You are viewing a plain text version of this content. The canonical link for it is here.
Posted to commits@kudu.apache.org by ab...@apache.org on 2018/09/11 15:54:25 UTC

kudu git commit: [blog] Data Pipelines Simplified with Kudu

Repository: kudu
Updated Branches:
  refs/heads/gh-pages 1488e1788 -> 9f7058cc7


[blog] Data Pipelines Simplified with Kudu

Change-Id: I222d2462da86c3aad3fa9afd71f686faaa9aa025
Reviewed-on: http://gerrit.cloudera.org:8080/11417
Reviewed-by: Attila Bukor <ab...@apache.org>
Tested-by: Attila Bukor <ab...@apache.org>


Project: http://git-wip-us.apache.org/repos/asf/kudu/repo
Commit: http://git-wip-us.apache.org/repos/asf/kudu/commit/9f7058cc
Tree: http://git-wip-us.apache.org/repos/asf/kudu/tree/9f7058cc
Diff: http://git-wip-us.apache.org/repos/asf/kudu/diff/9f7058cc

Branch: refs/heads/gh-pages
Commit: 9f7058cc77b2c710589194ed53e2e7119cbc9cc9
Parents: 1488e17
Author: Jordan Birdsell <jt...@apache.org>
Authored: Mon Sep 10 21:27:34 2018 -0400
Committer: Attila Bukor <ab...@apache.org>
Committed: Tue Sep 11 15:44:35 2018 +0000

----------------------------------------------------------------------
 ...2018-09-11-simplified-pipelines-with-kudu.md | 44 ++++++++++++++++++++
 1 file changed, 44 insertions(+)
----------------------------------------------------------------------


http://git-wip-us.apache.org/repos/asf/kudu/blob/9f7058cc/_posts/2018-09-11-simplified-pipelines-with-kudu.md
----------------------------------------------------------------------
diff --git a/_posts/2018-09-11-simplified-pipelines-with-kudu.md b/_posts/2018-09-11-simplified-pipelines-with-kudu.md
new file mode 100644
index 0000000..c1e2685
--- /dev/null
+++ b/_posts/2018-09-11-simplified-pipelines-with-kudu.md
@@ -0,0 +1,44 @@
+---
+layout: post
+title: Simplified Data Pipelines with Kudu
+author: Mac Noland
+---
+
+I’ve been working with Hadoop now for over seven years and fortunately, or unfortunately, have run
+across a lot of structured data use cases.  What we, at [phData](https://phdata.io/), have found is
+that end users are typically comfortable with tabular data and prefer to access their data in a
+structured manner using tables.
+<!--more-->
+
+When working on new structured data projects, the first question we always get from non-Hadoop
+followers is, _“how do I update or delete a record?”_  The second question we get is, _“when adding
+records, why don’t they show up in Impala right away?”_  For those of us who have worked with HDFS
+and Impala on HDFS for years, these are simple questions to answer, but hard ones to explain.
+
+The pre-Kudu years were filled with 100’s (or 1000’s) of self-join views (or materialization jobs)
+and compaction jobs, along with scheduled jobs to refresh Impala cache periodically so new records
+show up.  And while doable, for 10,000’s of tables, this basically became a distraction from solving
+real business problems.
+
+With the introduction of Kudu, mixing record level updates, deletes, and inserts, while supporting
+large scans, are now something we can sustainably manage at scale.  HBase is very good at record
+level updates, deletes and inserts, but doesn’t scale well for analytic use cases that often do full
+table scans.

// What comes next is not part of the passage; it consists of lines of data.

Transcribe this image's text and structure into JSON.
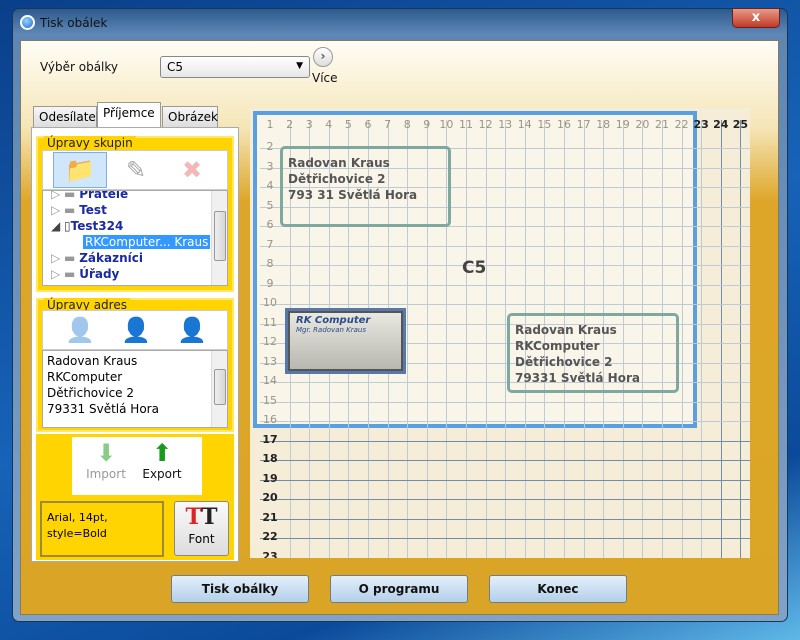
{
  "window": {
    "title": "Tisk obálek",
    "close_label": "x"
  },
  "envelope_select": {
    "label": "Výběr obálky",
    "value": "C5",
    "more_label": "Více"
  },
  "tabs": [
    {
      "label": "Odesílatel"
    },
    {
      "label": "Příjemce",
      "active": true
    },
    {
      "label": "Obrázek"
    }
  ],
  "groups_section": {
    "title": "Úpravy skupin",
    "tree": [
      "Přátelé",
      "Test",
      "Test324",
      "RKComputer... Kraus",
      "Zákazníci",
      "Úřady"
    ]
  },
  "address_section": {
    "title": "Úpravy adres",
    "lines": [
      "Radovan  Kraus",
      "RKComputer",
      "Dětřichovice  2",
      "79331  Světlá Hora"
    ]
  },
  "import_label": "Import",
  "export_label": "Export",
  "font_info": {
    "line1": "Arial, 14pt,",
    "line2": "style=Bold"
  },
  "font_button": "Font",
  "preview": {
    "format": "C5",
    "sender": [
      "Radovan  Kraus",
      "Dětřichovice 2",
      "793 31 Světlá Hora"
    ],
    "recipient": [
      "Radovan  Kraus",
      "RKComputer",
      "Dětřichovice  2",
      "79331  Světlá Hora"
    ],
    "logo_text": [
      "RK Computer",
      "Mgr. Radovan Kraus"
    ],
    "columns": 25,
    "rows": 22,
    "envelope_columns": 22,
    "envelope_rows": 16
  },
  "buttons": {
    "print": "Tisk obálky",
    "about": "O programu",
    "exit": "Konec"
  }
}
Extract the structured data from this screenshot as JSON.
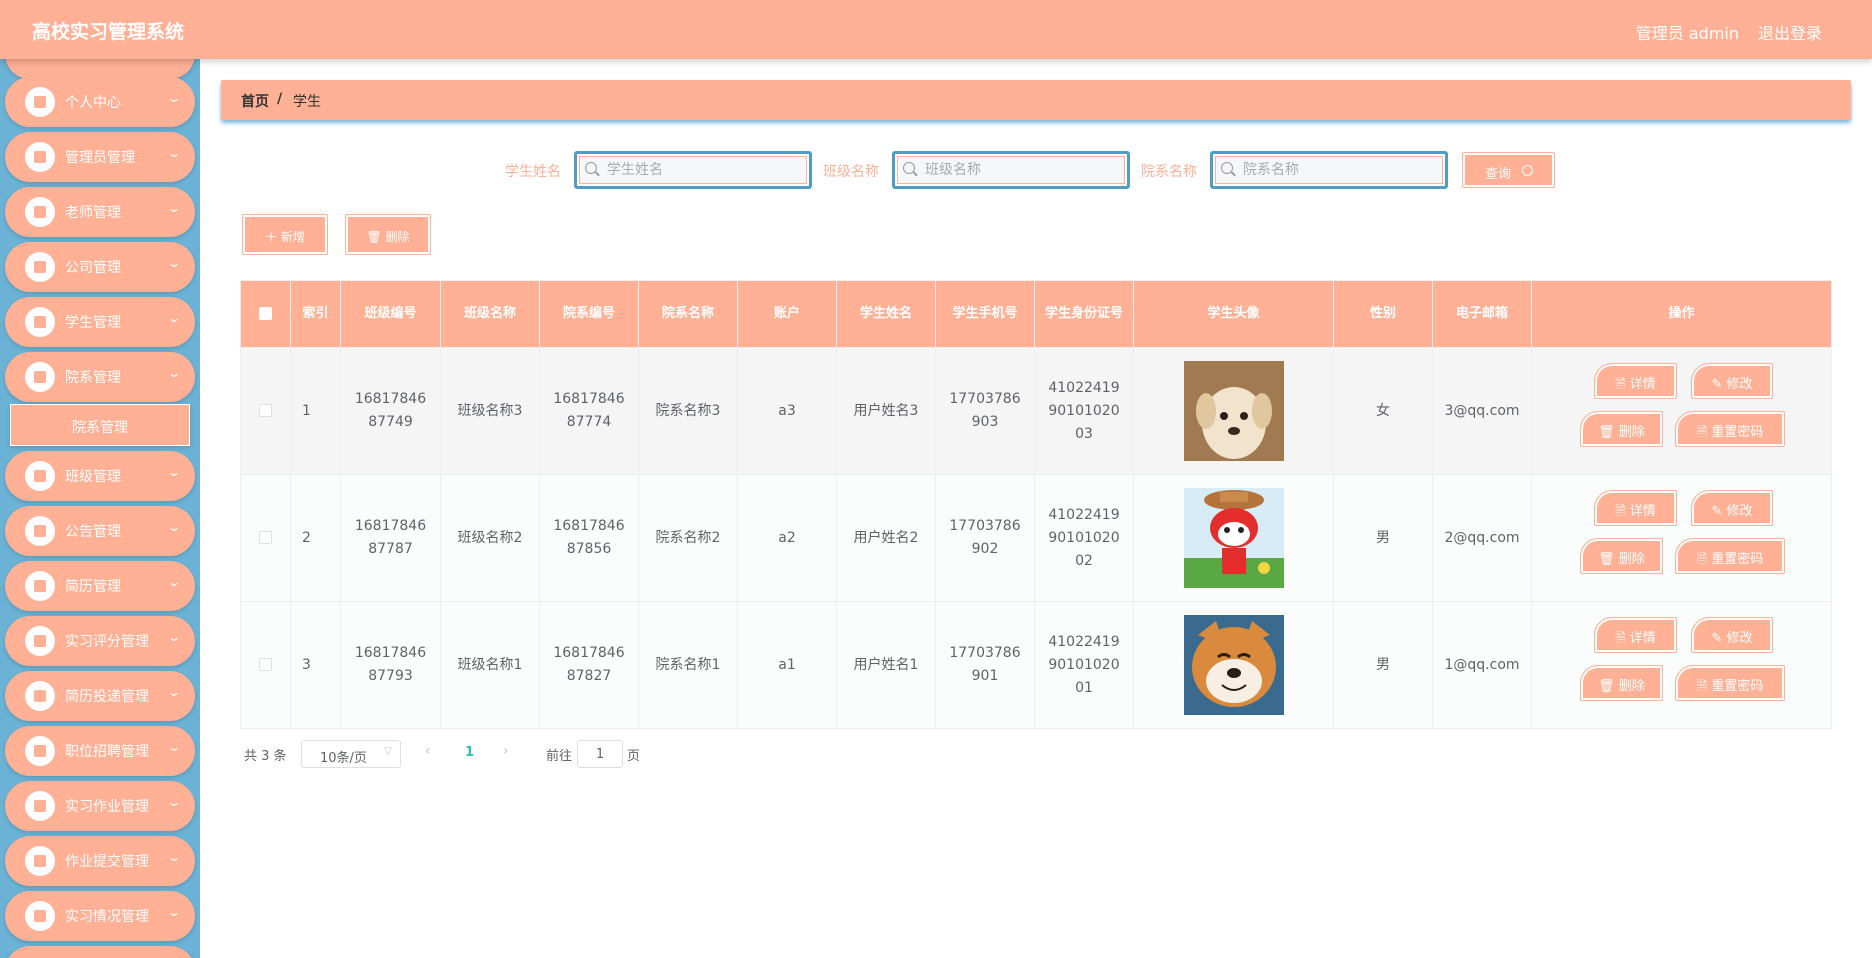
{
  "header": {
    "title": "高校实习管理系统",
    "user": "管理员 admin",
    "logout": "退出登录"
  },
  "sidebar": {
    "items": [
      {
        "label": "个人中心"
      },
      {
        "label": "管理员管理"
      },
      {
        "label": "老师管理"
      },
      {
        "label": "公司管理"
      },
      {
        "label": "学生管理"
      },
      {
        "label": "院系管理"
      },
      {
        "label": "班级管理"
      },
      {
        "label": "公告管理"
      },
      {
        "label": "简历管理"
      },
      {
        "label": "实习评分管理"
      },
      {
        "label": "简历投递管理"
      },
      {
        "label": "职位招聘管理"
      },
      {
        "label": "实习作业管理"
      },
      {
        "label": "作业提交管理"
      },
      {
        "label": "实习情况管理"
      }
    ],
    "submenu": "院系管理"
  },
  "breadcrumb": {
    "home": "首页",
    "sep": "/",
    "current": "学生"
  },
  "search": {
    "name_label": "学生姓名",
    "name_placeholder": "学生姓名",
    "class_label": "班级名称",
    "class_placeholder": "班级名称",
    "dept_label": "院系名称",
    "dept_placeholder": "院系名称",
    "query": "查询"
  },
  "actions": {
    "add": "＋ 新增",
    "delete": "🗑 删除"
  },
  "table": {
    "headers": [
      "索引",
      "班级编号",
      "班级名称",
      "院系编号",
      "院系名称",
      "账户",
      "学生姓名",
      "学生手机号",
      "学生身份证号",
      "学生头像",
      "性别",
      "电子邮箱",
      "操作"
    ],
    "rows": [
      {
        "index": "1",
        "class_no": "1681784687749",
        "class_name": "班级名称3",
        "dept_no": "1681784687774",
        "dept_name": "院系名称3",
        "account": "a3",
        "student_name": "用户姓名3",
        "phone": "17703786903",
        "id_card": "410224199010102003",
        "gender": "女",
        "email": "3@qq.com",
        "avatar": "puppy"
      },
      {
        "index": "2",
        "class_no": "1681784687787",
        "class_name": "班级名称2",
        "dept_no": "1681784687856",
        "dept_name": "院系名称2",
        "account": "a2",
        "student_name": "用户姓名2",
        "phone": "17703786902",
        "id_card": "410224199010102002",
        "gender": "男",
        "email": "2@qq.com",
        "avatar": "cartoon-fox"
      },
      {
        "index": "3",
        "class_no": "1681784687793",
        "class_name": "班级名称1",
        "dept_no": "1681784687827",
        "dept_name": "院系名称1",
        "account": "a1",
        "student_name": "用户姓名1",
        "phone": "17703786901",
        "id_card": "410224199010102001",
        "gender": "男",
        "email": "1@qq.com",
        "avatar": "shiba"
      }
    ],
    "ops": {
      "detail": "🗎 详情",
      "edit": "✎ 修改",
      "delete": "🗑 删除",
      "reset": "🗎 重置密码"
    }
  },
  "pagination": {
    "total": "共 3 条",
    "size": "10条/页",
    "current": "1",
    "goto": "前往",
    "goto_value": "1",
    "page": "页"
  }
}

Moreover, for streaming use cases, changes are available in near real-time.  End users,
+accustomed to having to _”wait”_ for their data, can now consume the data as it arrives in their
+table.
+
+A common data ingest pattern where Kudu becomes necessary is change data capture (CDC).  That is,
+capturing the inserts, updates, hard deletes, and streaming them into Kudu where they can be applied
+immediately.  Pre-Kudu this pipeline was very tedious to implement.  Now with tools like
+[StreamSets](https://streamsets.com/), you can get up and running in a few hours.
+
+A second common workflow is near real-time analytics.  We’ve streamed data off mining trucks,
+oil wells, manufacturing lines, and needed to make that data available to end users immediately.  No
+longer do we need to batch up writes, flush to HDFS and then refresh cache in Impala.  As mentioned
+before, with Kudu, the data are available as soon as it lands.  This has been a significant 
+enhancement for end users, who previously had to _”wait”_ for data.
+
+In summary, Kudu has made a tremendous impact in removing the operational distractions of merging in
+changes, and refreshing the cache of downstream consumers.  This now allows data engineers
+and users to focus on solving business problems, rather than being bothered by the tediousness of
+the backend.